California Rule of Professional Conduct 3-310 governs attorney conflicts, including freelance attorneys. Rule 3-310 prohibits attorneys from accepting or continuing representation of a client if a conflict or potential conflict is affecting the member’s representation. Practice pointer: You should maintain accurate records of your clients and firms. While the firm is engaging the contract, the hired attorney has the most direct obligation; for practical matters, the contract attorney will be expected to furnish a complete and accurate conflicts list.1
However, just because an opposing party appears on the conflict list, does not mean that a conflict has arisen. A conflict arises if the attorney had a “substantial relationship” and obtained “confidential” information during the course of his or her representation of that client, conflicts are assessed on a case-by-case basis (i.e., there is no imputation to the firm).2
“Of Counsel” vs. Contract Attorney
The traditional use of freelance attorneys is for temporary projects, like coding a big document production or making an appearance.

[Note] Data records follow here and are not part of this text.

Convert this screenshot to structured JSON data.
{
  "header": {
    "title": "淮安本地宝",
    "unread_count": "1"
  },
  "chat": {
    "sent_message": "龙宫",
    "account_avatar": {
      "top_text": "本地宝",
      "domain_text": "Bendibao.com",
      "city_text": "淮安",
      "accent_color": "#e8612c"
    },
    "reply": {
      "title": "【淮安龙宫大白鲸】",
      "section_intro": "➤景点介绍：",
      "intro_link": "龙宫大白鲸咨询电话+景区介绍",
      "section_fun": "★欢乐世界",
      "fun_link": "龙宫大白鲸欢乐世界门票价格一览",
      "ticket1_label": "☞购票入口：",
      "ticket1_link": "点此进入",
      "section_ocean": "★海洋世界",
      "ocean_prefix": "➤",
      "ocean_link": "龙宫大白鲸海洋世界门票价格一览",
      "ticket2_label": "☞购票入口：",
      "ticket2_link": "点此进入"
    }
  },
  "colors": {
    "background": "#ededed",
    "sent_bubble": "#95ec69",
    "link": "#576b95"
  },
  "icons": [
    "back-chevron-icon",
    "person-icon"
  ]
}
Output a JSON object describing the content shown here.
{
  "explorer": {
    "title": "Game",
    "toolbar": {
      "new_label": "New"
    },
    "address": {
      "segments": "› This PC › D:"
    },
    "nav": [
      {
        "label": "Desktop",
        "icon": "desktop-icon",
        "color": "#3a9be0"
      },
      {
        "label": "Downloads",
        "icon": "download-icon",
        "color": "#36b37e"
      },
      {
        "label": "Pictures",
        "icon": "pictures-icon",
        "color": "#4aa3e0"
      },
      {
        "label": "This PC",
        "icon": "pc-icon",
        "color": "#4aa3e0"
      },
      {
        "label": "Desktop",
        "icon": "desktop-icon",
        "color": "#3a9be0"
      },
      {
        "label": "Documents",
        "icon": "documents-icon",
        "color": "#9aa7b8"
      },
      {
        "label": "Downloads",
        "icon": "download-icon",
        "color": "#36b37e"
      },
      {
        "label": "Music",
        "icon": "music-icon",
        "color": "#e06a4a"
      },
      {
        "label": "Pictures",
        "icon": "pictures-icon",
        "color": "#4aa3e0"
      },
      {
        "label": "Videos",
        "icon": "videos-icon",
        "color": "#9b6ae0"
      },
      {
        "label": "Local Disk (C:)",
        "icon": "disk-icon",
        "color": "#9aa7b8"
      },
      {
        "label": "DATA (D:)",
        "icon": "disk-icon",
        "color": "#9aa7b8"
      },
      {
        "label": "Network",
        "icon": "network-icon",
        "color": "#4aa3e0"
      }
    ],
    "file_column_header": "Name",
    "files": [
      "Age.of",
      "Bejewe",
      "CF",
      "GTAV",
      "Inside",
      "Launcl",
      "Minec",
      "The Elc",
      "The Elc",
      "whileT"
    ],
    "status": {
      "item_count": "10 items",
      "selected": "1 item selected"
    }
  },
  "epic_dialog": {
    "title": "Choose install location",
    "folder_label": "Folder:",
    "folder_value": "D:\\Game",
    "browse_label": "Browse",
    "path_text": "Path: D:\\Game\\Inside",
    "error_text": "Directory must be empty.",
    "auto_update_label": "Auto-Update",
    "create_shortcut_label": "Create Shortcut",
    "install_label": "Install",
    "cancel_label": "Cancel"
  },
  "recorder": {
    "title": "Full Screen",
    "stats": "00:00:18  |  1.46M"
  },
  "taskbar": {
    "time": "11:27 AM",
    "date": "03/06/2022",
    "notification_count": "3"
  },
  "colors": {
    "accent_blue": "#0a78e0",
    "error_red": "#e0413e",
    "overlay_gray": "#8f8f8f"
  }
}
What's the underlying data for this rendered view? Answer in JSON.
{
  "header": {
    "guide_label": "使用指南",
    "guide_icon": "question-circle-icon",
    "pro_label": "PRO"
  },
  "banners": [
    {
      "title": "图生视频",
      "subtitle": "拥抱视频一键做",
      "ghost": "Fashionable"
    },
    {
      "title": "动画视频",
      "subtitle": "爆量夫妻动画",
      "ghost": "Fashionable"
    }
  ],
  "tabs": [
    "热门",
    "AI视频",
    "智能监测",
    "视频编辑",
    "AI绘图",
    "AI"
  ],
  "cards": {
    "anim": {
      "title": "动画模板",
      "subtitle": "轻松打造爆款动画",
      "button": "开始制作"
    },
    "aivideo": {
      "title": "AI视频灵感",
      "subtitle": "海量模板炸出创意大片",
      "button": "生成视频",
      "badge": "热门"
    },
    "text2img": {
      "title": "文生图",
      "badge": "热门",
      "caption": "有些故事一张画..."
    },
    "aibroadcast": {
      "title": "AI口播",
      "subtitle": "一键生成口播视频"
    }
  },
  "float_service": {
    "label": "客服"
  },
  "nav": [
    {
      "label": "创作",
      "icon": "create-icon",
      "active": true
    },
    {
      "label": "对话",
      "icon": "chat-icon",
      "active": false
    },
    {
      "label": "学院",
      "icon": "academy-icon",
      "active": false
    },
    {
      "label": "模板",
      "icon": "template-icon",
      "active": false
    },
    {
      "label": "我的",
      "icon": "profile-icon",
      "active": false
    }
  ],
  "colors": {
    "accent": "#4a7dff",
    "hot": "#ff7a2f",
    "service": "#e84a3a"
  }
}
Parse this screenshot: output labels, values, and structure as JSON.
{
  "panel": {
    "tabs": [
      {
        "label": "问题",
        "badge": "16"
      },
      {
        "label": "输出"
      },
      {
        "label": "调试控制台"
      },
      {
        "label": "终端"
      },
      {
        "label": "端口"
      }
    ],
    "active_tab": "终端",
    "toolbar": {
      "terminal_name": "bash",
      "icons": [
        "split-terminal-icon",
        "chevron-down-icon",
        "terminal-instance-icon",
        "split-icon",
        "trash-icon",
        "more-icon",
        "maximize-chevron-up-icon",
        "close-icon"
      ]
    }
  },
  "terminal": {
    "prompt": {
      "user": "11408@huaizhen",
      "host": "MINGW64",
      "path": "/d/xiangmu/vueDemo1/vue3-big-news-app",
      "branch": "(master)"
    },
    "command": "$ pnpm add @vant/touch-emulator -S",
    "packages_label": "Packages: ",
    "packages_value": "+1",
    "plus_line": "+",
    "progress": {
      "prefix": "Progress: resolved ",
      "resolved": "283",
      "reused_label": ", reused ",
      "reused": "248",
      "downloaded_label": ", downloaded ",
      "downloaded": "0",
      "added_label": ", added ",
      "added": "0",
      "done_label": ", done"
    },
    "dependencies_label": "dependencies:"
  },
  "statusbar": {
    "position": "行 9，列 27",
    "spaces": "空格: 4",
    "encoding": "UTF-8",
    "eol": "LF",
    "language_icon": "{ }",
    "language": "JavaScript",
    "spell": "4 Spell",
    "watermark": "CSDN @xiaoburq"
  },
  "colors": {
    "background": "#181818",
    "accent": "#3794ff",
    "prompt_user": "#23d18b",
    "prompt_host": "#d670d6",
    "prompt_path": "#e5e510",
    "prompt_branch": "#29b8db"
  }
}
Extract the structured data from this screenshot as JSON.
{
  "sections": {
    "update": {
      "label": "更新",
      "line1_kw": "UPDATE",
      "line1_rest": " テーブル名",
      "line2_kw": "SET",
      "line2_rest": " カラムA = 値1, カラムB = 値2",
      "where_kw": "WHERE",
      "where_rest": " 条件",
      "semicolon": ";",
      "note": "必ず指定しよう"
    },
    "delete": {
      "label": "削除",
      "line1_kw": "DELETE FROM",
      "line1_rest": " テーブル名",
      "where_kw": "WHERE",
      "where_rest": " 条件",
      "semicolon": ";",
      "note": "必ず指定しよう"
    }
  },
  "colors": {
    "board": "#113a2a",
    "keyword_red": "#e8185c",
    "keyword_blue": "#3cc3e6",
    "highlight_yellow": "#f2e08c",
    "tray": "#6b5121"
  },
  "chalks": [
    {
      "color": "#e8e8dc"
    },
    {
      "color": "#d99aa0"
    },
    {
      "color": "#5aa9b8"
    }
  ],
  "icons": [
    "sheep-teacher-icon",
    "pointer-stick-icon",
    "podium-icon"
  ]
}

Most of the projects are limited, have little to no client interaction, and are of short duration. But, since the Great Recession, a new trend has emerged of law firms using long-term contract attorneys on a variety of matters. The original ethical opinions dated back to the early 90s and did not contemplate long-term freelance attorney work. If you fall into this situation, are you a freelance attorney or something else?
According to California Rule of Professional Conduct 1-400(E)(8), an attorney is “of counsel” if there is a “close, personal, continuous and regular relationship” with a named firm. The “of counsel” can maintain a separate source of work, so long as conflicts and other ethical implications do not arise.3 Unlike the case-specific conflict analysis for a freelance attorney, however, an “of counsel” lawyer in California is deemed part of the law firm for conflict purposes, including imputed conflicts of interest. Under this single de facto firm analysis, current and former clients of every firm lawyer and the “of counsel” attorney become relevant to all the lawyers’ respective ethical obligations and potential disqualifications. Opinion 1993-129 states that “if the ‘of counsel’ is precluded from a representation by reason of rule 3-310 of the California Rules of Professional Conduct, the principal is presumptively precluded as well, and vice-versa.”
Therefore, when accepting new projects from other law firms, a lawyer who has an “of counsel” relationship with Firm A must run each new matter through Firm A’s conflicts check or risk imputing conflicts onto the whole firm.
If your relationship with the law firm is closer to a freelance attorney than “of counsel,” then when are you conflicted out for purposes of complying with Rule 3-310? In Global Van Lines, Inc. v. Superior Court (1983) 144 Cal.App.3d 483, 489, the Court disqualified former general counsel for Global stating:
“When a substantial relationship has been shown to exist between the former representation and the current representation, and when it appears by virtue of the nature of the former representation or the relationship of the attorney to his former client confidential information material to the current dispute would normally have been imparted to the attorney or to subordinates for whose legal work he was responsible, the attorney's knowledge of confidential information is presumed.”
If client representation is a spectrum, with pure-freelance attorneys on one end, of counsel somewhere in the middle, and on the other end a traditional attorney-client relationship, then Rule 3-310 contemplates a situation somewhere between freelance lawyers and of counsel.
The analysis of the substantial relationship is heavily fact-based. But, here are some general rules you can live by (if you employ freelance attorneys):
- Limit their interaction with clients;
- Strictly control their access to unrelated aspects of the case;
- Take steps to screen freelance attorneys from learning confidential information;
- Limit access to the office; and
- Freelance attorneys should not participate or attend meetings in which other matters are discussed.
No offense contract attorneys (I was one as well, not too long ago), but most of the risk is borne by the hiring law firm — not you. Some tips for freelance lawyers, since your supervising attorney isn’t likely to be familiar with these procedures, keep these rules in mind. Specifically, remember to keep confidential information confidential. I would recommend working in separate folders for each contract and client; keep everything as separate as possible. If you do research and motion work, then separate out the legal research from factual information (so you can use your drafts for future jobs). Your number two goal (after doing a good job) is to not be the source of an imputed conflict and vicarious disqualification.
1 State Bar of California Standing Committee on Professional Responsibility and Conduct (“COPRAC”), Formal Opinion 1992-126.
3 State Bar of California Standing Committee on Professional Responsibility and Conduct (“COPRAC”), Formal Opinion 1993-126.